As a new faculty at LMU Munich, Busse explored whether and how each cortical layer performs surround suppression and coordinates this across cortical layers. Using in vivo recordings, Busse and her group were able to detect that layer 3 and layer 4 exhibited the strongest surround suppression and that intermediate stimulus sizes resulted in the strongest functional connections between layers.

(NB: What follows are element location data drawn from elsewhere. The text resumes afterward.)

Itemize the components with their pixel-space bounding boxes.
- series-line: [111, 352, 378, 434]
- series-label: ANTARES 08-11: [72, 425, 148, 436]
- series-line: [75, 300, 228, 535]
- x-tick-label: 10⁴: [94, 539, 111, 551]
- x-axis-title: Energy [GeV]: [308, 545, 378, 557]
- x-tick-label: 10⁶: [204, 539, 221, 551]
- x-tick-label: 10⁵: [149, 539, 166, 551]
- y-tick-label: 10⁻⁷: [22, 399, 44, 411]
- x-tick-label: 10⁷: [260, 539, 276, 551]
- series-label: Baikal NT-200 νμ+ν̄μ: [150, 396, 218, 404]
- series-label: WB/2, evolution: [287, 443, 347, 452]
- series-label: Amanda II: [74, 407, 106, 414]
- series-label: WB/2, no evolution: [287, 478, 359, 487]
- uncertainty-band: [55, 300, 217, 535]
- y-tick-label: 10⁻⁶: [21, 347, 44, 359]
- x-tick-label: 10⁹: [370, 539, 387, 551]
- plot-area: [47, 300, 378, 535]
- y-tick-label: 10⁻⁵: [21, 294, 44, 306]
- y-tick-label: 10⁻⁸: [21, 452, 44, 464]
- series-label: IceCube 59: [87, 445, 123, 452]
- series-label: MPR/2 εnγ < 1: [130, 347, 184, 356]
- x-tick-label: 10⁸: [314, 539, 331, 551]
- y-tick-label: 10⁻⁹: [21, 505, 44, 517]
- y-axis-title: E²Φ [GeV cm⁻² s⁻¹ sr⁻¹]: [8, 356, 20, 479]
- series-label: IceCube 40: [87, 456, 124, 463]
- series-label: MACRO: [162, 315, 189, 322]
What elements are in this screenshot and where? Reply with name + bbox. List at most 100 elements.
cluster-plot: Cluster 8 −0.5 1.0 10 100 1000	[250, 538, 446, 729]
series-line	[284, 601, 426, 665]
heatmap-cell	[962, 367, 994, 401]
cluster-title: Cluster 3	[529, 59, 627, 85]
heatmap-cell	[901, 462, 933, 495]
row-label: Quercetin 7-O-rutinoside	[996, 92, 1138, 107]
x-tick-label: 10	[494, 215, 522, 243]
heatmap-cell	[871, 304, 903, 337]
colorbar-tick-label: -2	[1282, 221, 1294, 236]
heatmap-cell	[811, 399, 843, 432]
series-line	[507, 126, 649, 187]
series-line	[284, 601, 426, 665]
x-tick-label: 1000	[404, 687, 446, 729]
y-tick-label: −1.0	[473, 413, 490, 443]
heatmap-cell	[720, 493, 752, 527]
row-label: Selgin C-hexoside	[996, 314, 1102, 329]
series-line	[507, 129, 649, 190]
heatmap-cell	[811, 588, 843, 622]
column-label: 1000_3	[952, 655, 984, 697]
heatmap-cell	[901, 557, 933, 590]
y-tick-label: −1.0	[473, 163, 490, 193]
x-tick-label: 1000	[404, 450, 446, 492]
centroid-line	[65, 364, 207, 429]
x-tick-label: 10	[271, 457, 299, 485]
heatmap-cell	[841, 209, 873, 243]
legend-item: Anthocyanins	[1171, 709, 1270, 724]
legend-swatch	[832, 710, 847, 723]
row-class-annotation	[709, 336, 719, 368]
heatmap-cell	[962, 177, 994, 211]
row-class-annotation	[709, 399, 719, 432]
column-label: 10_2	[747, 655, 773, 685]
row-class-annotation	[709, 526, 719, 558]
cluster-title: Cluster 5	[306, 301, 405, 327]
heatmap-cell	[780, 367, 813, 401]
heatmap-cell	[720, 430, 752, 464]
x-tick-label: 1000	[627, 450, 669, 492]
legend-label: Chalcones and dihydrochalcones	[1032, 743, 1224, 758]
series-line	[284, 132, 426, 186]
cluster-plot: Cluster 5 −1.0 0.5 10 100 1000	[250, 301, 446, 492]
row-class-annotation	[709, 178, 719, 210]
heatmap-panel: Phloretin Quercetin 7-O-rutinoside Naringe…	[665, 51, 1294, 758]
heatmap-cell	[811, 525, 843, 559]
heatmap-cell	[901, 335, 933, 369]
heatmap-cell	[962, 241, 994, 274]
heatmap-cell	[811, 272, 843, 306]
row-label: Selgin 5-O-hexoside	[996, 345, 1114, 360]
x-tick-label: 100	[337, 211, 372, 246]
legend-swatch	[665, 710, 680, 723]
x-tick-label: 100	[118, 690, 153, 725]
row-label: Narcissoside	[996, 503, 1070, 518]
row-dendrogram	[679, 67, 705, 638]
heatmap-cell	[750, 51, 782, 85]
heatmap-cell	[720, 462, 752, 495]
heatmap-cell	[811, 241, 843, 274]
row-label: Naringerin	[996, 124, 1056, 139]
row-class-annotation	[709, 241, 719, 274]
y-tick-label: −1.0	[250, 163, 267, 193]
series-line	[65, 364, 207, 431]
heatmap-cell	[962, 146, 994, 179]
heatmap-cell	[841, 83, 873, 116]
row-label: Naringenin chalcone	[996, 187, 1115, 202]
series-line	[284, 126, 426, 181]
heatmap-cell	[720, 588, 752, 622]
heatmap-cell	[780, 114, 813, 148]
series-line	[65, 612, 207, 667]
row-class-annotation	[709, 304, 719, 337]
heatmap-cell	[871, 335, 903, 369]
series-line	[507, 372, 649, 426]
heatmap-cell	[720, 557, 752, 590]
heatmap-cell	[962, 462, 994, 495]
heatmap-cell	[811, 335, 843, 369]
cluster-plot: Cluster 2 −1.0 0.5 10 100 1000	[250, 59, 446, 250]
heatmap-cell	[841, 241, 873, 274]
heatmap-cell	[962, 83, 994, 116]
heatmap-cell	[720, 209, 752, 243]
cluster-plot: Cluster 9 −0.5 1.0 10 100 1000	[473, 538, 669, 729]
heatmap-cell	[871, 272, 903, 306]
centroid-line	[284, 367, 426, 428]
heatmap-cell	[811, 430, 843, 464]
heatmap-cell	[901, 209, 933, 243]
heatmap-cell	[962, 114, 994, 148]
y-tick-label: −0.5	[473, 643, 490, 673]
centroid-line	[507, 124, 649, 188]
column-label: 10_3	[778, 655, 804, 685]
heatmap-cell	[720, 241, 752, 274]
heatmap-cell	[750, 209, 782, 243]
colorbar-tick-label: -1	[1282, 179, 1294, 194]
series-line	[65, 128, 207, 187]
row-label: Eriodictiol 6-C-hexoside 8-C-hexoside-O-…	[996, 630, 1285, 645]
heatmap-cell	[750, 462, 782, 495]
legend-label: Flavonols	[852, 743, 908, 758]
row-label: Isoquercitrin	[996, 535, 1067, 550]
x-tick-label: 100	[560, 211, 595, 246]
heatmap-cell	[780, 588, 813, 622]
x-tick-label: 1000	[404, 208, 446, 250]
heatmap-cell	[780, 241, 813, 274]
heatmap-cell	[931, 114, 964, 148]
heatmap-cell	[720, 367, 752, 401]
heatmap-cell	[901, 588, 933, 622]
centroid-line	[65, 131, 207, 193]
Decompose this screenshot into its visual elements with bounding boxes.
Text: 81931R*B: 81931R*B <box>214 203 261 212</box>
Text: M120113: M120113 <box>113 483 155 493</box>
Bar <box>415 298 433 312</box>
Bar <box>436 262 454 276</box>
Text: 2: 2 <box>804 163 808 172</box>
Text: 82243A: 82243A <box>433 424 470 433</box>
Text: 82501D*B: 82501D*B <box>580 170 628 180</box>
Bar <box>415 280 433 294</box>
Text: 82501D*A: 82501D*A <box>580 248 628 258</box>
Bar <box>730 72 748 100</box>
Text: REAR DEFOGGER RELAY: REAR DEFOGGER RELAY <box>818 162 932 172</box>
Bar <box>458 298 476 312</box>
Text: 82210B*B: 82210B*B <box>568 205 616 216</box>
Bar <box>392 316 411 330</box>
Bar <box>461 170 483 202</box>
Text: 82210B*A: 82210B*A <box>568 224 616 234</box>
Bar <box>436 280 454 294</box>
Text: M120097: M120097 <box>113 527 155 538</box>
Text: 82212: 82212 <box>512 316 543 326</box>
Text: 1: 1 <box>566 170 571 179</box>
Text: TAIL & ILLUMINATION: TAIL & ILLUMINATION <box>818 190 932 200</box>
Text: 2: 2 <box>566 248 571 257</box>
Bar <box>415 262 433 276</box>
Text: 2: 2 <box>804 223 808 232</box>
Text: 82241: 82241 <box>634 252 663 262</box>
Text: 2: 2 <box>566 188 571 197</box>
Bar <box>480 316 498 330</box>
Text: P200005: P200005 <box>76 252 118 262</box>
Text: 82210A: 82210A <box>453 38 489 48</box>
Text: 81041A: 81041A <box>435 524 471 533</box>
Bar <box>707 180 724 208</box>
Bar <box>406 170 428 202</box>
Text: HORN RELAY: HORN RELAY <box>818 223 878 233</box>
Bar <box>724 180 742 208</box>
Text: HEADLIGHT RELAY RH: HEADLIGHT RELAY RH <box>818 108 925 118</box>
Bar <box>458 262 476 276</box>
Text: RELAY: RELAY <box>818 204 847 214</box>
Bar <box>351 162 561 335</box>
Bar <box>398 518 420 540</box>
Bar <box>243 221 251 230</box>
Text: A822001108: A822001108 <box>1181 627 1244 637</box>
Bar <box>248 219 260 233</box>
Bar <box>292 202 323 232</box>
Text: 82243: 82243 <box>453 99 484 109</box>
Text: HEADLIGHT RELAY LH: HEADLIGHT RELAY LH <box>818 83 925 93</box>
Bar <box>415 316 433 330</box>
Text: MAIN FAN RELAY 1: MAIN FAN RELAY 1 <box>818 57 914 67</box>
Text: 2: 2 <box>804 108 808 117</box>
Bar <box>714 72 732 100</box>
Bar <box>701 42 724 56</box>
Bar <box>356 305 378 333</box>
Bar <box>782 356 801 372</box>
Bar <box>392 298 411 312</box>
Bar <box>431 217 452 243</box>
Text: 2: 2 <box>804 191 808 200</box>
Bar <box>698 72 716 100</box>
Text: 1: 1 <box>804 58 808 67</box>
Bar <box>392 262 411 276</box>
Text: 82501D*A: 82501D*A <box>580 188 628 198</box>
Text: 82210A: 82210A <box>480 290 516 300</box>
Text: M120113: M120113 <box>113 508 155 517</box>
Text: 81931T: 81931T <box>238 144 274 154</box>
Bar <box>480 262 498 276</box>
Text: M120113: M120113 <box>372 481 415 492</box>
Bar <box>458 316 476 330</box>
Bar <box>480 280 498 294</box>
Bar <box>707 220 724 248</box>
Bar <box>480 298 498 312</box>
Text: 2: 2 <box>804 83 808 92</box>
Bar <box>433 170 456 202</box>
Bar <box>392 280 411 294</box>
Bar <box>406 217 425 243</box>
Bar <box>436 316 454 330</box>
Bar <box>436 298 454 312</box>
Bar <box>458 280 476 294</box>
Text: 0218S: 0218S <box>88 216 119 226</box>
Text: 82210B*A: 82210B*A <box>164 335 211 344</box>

In their 2019 publication in Neuron, Busse and her colleagues at Tübingen shed light on the mechanisms by which the large degree of visual information coming in from the retina is processed and transferred in a manageable way to the visual cortex. In the feedforward visual processing pathway, the retina extracts visual information from light inputs and passes this information on via its output layer of retinal ganglion cells (RGCs), which project axons to the dorsolateral geniculate nucleus (dLGN) of the thalamus, which in turn routes this information to the primary visual cortex (V1). Whereas the dLGN has traditionally been thought of as a passive relay in visual signal processing, Busse and her colleagues investigate the hypothesis that it might instead be involved in actively shaping visual signals via several factors including recombination of incoming RGC inputs, processing of cortico-thalamic feedback inputs and local inhibitory interneuron computations, amongst others, which will actively shape the output signals sent to the primary visual cortex (V1)
(e.g. via altering the thalamic firing modes between burst vs. tonic firing). To test the contribution of recombination of retinal input signals from RGCs, Busse and her colleagues recorded responses from RGCs and thalamic cells to the same set of visual stimuli and then used computational modelling to see which retinal cells contribute to the responses of thalamic cells. Fascinatingly, they found that the output of one thalamic cell relies on no more than 5 retinal cells, and that though these retinal inputs are combined to generate an output, they are not given equal weights. Their work highlighted the active role of the thalamus in signal processing, not just signal relaying as is thought to be the canonical function of the thalamus.

== Awards and honors ==
- 2009 Berlin-Brandenburg Academy of Sciences Award
- 2008 Junior Scientist Award of the Leibniz-Gemeinschaft
- 2008 Förderpreis’ of the Berlin-Brandenburg Academy of Sciences
- 2007 Doctoral Thesis Prize “Effects of selective attention on sensory processing of visual motion”

== Select publications ==
- Román Rosón, M., Bauer, Y., Kotkat, A.H., Berens, P., Euler, T., and Busse, L. (2019). Mouse dLGN Receives Functional Input from a Diverse Population of Retinal Ganglion Cells with Limited Convergence. Neuron 102, 462–476.e8.
- Jurjut, O., Georgieva, P., Busse, L., and Katzner, S. (2017). Learning Enhances Sensory Processing in Mouse V1 before Improving Behavior. J. Neurosci. 37, 6460–6474.
- Khastkhodaei, Z., Jurjut, O., Katzner, S., and Busse, L. (2016). Mice can use second-order, contrast-modulated stimuli to guide visual perception. J Neurosci, 36(16):4457–69.
- Erisken, S., Vaiceliunaite, A., Jurjut, O., Fiorini, M., Katzner, S., and Busse, L. (2014). Effects of locomotion extend throughout the mouse early visual system. Current Biology, 24(24):2899–2907.
- Vaiceliunaite, A., Erisken, S., Franzen, F., Katzner, S., and Busse, L. (2013). Spatial integration in mouse primary visual cortex. Journal of Neurophysiology, 110(4):964–972.
- Busse, L., Ayaz, A., Dhruv, N. T., Katzner, S., Saleem, A. B., Schölvinck, M. L., Zaharia, A. D., and Carandini, M. (2011). The detection of visual contrast in the behaving mouse. The Journal of Neuroscience, 31(31):11351–11361.
- Busse, L., Wade, A. R., and Carandini, M. (2009). Representation of concurrent stimuli by population activity in visual cortex. Neuron, 64(6):931–942.